SOLUTION 11: Compute the area of the region enclosed by the graphs of the equations $y=x$, $y=2x$, and $y=6-x$ . Begin by finding the points of intersection of the three graphs. From $y=x$ and $y=2x$ we get that $$x = 2x \ \ \longrightarrow \ \ -x = 0 \ \ \longrightarrow \ \ x = 0$$ From $y=x$ and $y=6-x$ we get that $$x = 6-x \ \ \longrightarrow \ \ 2x = 6 \ \ \longrightarrow \ \ \ x = 3$$ From $y=2x$ and $y=6-x$ we get that $$2x = 6-x \ \ \longrightarrow \ \ 3x = 6 \ \ \longrightarrow \ \ x = 2$$ Now see the given graph of the enclosed region.

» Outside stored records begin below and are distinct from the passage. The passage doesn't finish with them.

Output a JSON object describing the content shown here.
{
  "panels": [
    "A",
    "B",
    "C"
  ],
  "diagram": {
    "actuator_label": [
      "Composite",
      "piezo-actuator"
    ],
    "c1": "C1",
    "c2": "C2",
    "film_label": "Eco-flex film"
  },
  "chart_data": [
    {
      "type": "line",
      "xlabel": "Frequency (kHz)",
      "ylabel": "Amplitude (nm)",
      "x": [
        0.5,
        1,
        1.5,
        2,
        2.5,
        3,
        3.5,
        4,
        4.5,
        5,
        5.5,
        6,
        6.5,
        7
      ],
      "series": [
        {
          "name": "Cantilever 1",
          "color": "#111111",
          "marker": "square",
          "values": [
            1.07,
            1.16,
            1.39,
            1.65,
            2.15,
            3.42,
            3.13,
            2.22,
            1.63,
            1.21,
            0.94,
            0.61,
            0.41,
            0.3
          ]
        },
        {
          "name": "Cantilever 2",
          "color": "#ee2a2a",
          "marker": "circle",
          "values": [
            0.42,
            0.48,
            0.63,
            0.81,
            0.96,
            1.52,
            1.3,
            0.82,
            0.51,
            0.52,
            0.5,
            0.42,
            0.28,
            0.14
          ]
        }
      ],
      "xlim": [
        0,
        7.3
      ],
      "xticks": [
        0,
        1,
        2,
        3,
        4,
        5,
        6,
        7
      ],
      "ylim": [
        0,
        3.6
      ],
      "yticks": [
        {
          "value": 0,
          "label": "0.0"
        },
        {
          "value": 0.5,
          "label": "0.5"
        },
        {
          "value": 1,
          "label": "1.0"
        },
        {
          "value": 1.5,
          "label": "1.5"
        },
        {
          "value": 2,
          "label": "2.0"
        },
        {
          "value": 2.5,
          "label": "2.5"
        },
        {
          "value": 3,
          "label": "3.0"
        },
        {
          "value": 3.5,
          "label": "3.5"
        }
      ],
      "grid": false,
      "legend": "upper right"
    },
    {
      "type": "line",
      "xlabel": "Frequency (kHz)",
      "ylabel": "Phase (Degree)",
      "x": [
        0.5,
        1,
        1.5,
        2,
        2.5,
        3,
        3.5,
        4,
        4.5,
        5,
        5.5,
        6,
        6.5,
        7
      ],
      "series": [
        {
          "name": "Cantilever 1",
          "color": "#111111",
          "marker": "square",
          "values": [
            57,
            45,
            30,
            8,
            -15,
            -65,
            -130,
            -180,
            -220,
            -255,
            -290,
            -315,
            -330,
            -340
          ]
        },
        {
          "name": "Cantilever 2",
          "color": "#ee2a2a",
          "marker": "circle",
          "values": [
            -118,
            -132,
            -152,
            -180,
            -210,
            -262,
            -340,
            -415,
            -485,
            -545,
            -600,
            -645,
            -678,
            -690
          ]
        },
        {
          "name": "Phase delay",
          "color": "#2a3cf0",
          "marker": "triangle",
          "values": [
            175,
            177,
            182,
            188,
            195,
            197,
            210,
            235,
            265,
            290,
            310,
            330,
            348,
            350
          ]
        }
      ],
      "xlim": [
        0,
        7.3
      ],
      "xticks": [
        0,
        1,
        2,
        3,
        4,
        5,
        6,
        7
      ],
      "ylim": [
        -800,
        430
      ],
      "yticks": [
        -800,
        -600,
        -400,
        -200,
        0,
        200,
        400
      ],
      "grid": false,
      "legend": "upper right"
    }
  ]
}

Using vertical cross-sections to describe this region, which is made up of two smaller regions, we get that $$0 \le x \le 2 \ \ and \ \ x \le y \le 2x$$ in addition to $$2 \le x \le 3 \ \ and \ \ x \le y \le 6-x \ ,$$ so that the area of this region is $$AREA = \displaystyle{ \int_{0}^{2} (Top \ - \ Bottom) \ dx + \int_{2}^{3} (Top \ - \ Bottom) \ dx }$$ $$= \displaystyle { \int_{0}^{2} (2x - x) \ dx + \int_{2}^{3} ((6-x) - x) \ dx }$$ $$= \displaystyle { \int_{0}^{2} x \ dx + \int_{2}^{3} (6-2x) \ dx }$$ $$= \displaystyle { \frac{x^{2}}{2} \Big\vert_{0}^{2} + \Big( 6x - x^{2} \Big) \Big\vert_{2}^{3} }$$ $$= \displaystyle { \Big( \frac{2^{2}}{2} - \frac{0^{2}}{2} \Big) + \Big( (6 \cdot 3 - 3^{2}) - (6 \cdot 2 - 2^{2}) \Big) }$$ $$= \displaystyle { \Big( 2 - 0 \Big) + \Big( 9 - 8 \Big) }$$ $$= \displaystyle { 2 + 1 }$$ $$= \displaystyle { 3 }$$